Janson v. City of St. Augustine

468 So.2d 329 (1985)

Ronald D. JANSON, Petitioner,
v.
The CITY OF ST. AUGUSTINE, Respondent.

No. 85-1.

District Court of Appeal of Florida, Fifth District.

April 11, 1985.

Upchurch, Bailey & Upchurch, P.A., St. Augustine, for petitioner.

Meredith, Dobson, Ready & Reynolds, St. Augustine, for respondent.

SHARP, Judge.

Janson petitions this court for a writ of certiorari to review the circuit court's refusal, acting in its appellate capacity, to review the denial of his application for a building permit by the Board of City Commissioners of St. Augustine. We have jurisdiction,[1] but we deny the petition because we think Janson is foreclosed from seeking judicial review of the validity and propriety of the Board's denial of his zoning permit, because he is currently challenging the zoning denial by bringing an inverse condemnation suit in the circuit court in a separate proceeding.

The circuit court in this case relied on Key Haven Associated Enterprises, Inc. v. Board of Trustees, 427 So.2d 153 (Fla. 1983). Although not factually similar to this case, the principles set out in the opinion are dispositive. The court held that a landowner may choose either to contest the validity of the agency action being challenged through the appeal process, or it may accept the agency action as valid, and then challenge its effect by way of an inverse condemnation suit.

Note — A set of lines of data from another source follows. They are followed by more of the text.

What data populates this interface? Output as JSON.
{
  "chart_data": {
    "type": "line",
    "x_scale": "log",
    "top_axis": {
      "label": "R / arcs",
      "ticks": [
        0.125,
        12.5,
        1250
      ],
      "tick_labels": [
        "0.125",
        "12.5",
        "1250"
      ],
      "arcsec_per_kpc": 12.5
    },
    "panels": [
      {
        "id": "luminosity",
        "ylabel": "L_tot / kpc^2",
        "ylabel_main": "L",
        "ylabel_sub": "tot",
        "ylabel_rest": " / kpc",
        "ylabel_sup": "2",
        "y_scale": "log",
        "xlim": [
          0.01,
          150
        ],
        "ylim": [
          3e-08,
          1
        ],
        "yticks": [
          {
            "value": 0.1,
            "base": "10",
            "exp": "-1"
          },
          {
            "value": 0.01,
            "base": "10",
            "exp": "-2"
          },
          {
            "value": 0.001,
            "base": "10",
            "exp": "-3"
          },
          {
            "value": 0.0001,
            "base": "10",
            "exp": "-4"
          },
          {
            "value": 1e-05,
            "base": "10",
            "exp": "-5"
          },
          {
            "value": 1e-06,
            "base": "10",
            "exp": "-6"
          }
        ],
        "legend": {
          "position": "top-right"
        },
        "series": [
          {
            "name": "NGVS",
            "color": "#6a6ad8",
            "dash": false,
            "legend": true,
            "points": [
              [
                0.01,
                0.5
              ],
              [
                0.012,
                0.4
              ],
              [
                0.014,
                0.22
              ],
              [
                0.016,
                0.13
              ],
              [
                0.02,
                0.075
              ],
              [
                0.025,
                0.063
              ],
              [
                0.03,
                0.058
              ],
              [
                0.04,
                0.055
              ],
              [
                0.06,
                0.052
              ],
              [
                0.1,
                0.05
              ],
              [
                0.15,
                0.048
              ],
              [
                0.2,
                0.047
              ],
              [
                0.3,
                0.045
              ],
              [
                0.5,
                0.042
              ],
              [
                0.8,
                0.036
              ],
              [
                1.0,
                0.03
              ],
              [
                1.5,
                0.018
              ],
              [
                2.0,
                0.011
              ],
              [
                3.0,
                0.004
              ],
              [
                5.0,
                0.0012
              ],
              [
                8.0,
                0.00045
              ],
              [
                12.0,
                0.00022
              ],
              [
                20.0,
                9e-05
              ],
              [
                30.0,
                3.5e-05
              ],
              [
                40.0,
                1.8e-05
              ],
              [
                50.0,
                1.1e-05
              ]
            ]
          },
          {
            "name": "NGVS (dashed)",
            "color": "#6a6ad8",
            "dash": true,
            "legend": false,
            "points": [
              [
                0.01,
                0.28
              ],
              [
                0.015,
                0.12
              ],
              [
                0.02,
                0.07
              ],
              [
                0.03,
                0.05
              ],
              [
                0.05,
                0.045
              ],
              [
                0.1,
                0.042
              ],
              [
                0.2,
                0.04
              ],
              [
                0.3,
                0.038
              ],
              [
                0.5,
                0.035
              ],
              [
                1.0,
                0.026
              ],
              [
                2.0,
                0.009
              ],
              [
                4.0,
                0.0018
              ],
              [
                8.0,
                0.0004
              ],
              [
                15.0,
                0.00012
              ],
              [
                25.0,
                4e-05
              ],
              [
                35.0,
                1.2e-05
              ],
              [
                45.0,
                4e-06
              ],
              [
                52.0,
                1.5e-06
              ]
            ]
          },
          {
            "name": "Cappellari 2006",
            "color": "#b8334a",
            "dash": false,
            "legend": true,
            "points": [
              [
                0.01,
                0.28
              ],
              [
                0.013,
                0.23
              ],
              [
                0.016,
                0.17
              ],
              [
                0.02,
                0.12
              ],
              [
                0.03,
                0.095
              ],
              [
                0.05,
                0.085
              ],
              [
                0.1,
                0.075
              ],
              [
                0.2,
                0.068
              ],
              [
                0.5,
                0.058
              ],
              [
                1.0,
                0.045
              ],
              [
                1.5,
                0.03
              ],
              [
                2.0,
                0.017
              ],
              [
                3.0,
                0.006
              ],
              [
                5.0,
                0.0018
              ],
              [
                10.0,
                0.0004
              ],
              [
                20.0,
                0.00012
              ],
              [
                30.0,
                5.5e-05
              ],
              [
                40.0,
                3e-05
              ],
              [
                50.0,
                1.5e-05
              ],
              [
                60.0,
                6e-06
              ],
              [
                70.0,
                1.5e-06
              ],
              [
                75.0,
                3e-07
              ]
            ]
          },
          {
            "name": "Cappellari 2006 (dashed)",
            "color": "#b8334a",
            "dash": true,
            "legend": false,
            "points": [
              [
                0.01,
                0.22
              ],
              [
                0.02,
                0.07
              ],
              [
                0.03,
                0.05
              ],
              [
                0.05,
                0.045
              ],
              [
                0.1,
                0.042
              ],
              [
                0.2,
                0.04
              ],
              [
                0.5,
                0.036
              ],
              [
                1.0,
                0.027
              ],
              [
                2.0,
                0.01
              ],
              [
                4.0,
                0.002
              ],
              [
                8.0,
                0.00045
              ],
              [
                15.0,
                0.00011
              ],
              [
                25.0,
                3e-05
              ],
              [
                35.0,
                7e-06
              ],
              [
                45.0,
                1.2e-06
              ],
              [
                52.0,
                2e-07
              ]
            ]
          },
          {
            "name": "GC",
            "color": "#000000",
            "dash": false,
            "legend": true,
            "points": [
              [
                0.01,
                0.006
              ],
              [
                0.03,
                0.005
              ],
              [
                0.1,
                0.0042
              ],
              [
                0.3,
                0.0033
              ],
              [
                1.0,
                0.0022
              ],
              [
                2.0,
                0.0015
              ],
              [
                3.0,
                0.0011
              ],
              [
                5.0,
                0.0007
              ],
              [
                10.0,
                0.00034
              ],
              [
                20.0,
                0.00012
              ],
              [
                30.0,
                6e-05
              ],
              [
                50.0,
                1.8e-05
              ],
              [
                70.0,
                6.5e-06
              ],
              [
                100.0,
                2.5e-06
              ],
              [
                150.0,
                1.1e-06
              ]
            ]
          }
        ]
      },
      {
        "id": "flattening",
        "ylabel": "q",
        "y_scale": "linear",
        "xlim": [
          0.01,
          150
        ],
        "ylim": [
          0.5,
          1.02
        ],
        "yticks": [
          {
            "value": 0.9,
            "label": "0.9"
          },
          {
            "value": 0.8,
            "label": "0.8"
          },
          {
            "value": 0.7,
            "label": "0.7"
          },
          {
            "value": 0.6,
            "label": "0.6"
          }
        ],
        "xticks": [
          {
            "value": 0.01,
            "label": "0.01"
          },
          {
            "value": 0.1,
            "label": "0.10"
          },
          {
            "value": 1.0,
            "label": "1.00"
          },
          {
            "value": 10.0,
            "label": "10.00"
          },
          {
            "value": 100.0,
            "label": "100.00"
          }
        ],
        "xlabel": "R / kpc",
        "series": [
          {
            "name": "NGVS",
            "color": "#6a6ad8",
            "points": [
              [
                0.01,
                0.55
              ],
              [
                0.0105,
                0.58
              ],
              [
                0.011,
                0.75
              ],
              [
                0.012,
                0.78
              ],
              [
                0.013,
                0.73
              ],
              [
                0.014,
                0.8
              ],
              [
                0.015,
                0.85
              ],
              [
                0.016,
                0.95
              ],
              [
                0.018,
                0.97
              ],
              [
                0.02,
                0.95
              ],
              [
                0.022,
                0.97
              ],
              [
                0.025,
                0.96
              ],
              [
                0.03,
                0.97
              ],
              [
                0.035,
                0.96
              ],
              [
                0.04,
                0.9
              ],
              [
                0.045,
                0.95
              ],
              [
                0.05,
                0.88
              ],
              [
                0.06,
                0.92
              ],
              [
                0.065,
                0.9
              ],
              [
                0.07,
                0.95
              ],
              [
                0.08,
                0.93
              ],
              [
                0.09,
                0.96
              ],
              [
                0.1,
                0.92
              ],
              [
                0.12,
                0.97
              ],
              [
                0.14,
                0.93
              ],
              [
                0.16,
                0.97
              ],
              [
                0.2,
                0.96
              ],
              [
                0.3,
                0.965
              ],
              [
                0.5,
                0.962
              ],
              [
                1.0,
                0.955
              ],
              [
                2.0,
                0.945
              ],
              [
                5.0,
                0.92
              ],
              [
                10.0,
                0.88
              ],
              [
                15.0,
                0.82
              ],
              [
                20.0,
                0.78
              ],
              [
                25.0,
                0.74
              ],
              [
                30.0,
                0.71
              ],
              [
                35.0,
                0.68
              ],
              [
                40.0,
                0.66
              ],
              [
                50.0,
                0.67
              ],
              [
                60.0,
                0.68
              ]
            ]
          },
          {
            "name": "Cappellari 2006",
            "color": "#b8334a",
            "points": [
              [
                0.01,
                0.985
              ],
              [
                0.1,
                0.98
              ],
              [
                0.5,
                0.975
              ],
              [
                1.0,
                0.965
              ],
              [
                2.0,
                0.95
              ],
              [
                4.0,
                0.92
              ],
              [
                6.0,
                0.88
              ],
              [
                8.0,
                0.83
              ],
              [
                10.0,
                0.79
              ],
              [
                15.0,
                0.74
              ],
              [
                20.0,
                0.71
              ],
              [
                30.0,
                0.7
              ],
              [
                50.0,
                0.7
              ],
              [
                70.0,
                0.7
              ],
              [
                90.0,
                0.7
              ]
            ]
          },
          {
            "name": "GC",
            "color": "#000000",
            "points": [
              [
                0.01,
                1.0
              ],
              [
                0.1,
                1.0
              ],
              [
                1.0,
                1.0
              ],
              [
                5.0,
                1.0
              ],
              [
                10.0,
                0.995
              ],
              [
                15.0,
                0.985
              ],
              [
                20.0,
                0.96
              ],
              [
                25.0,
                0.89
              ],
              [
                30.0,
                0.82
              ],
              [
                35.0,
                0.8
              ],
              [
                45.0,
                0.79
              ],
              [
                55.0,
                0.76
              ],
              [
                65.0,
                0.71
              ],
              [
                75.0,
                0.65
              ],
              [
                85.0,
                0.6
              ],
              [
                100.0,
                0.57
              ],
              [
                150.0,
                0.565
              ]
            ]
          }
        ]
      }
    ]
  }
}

In Key Haven, the landowner failed to pursue its administrative appeal, and opted to file the inverse condemnation suit instead. The court held that the landowner was not foreclosed in its inverse condemnation suit by failing to pursue the administrative appeal. However, it emphasized:

[B]y electing the circuit court as the judicial forum, a party foregoes any opportunity to challenge the permit denial as improper and may not challenge the agency action as arbitrary or capricious or as failing to comply with the intent and purposes of the statute.

Id. at 160.

In Albrecht v. State, 444 So.2d 8 (Fla. 1984), the landowner, after fully pursuing the administrative appeal process, thereafter filed an inverse condemnation suit. The court held that the inverse condemnation suit was proper, but it emphasized, that the party filing the claim must accept the validity of the agency action or order:

In Key Haven we merely provided an alternative to direct review for those parties who wish to accept the propriety of the action. This was not meant to extinguish *330 the property owner's right to bring the separate claim of inverse condemnation in circuit court at the conclusion of all judicial as well as executive branch appeals regarding the propriety of the action... . "[O]nce a party agrees to the propriety of the action and chooses the circuit court forum, it is estopped from any further denial that the action itself was improper." (Emphasis supplied).

Id. at 12-13.

Key Haven and Albrecht dictate that the two remedies of appeal and inverse condemnation cannot be simultaneously pursued. Although a challenge to the administrative decision via appeal does not extinguish a suit for inverse condemnation at the conclusion of the appeal, Albrecht, a filing of an inverse condemnation suit forecloses a party from challenging the correctness of an administrative decision. Key Haven. Thus, Janson's right to appeal the agency action through administrative and judicial channels was extinguished.

PETITION DENIED.

DAUKSCH and ORFINGER, JJ., concur.

NOTES

[1] City of Deerfiled Beach v. Vaillant, 419 So.2d 624 (Fla. 1982); Wingate v. Dep't of Highway Safety and Motor Vehicles, 442 So.2d 1023 (Fla. 5th DCA 1983); Stansberry v. City of Lake Helen, 425 So.2d 1157 (Fla. 5th DCA 1982).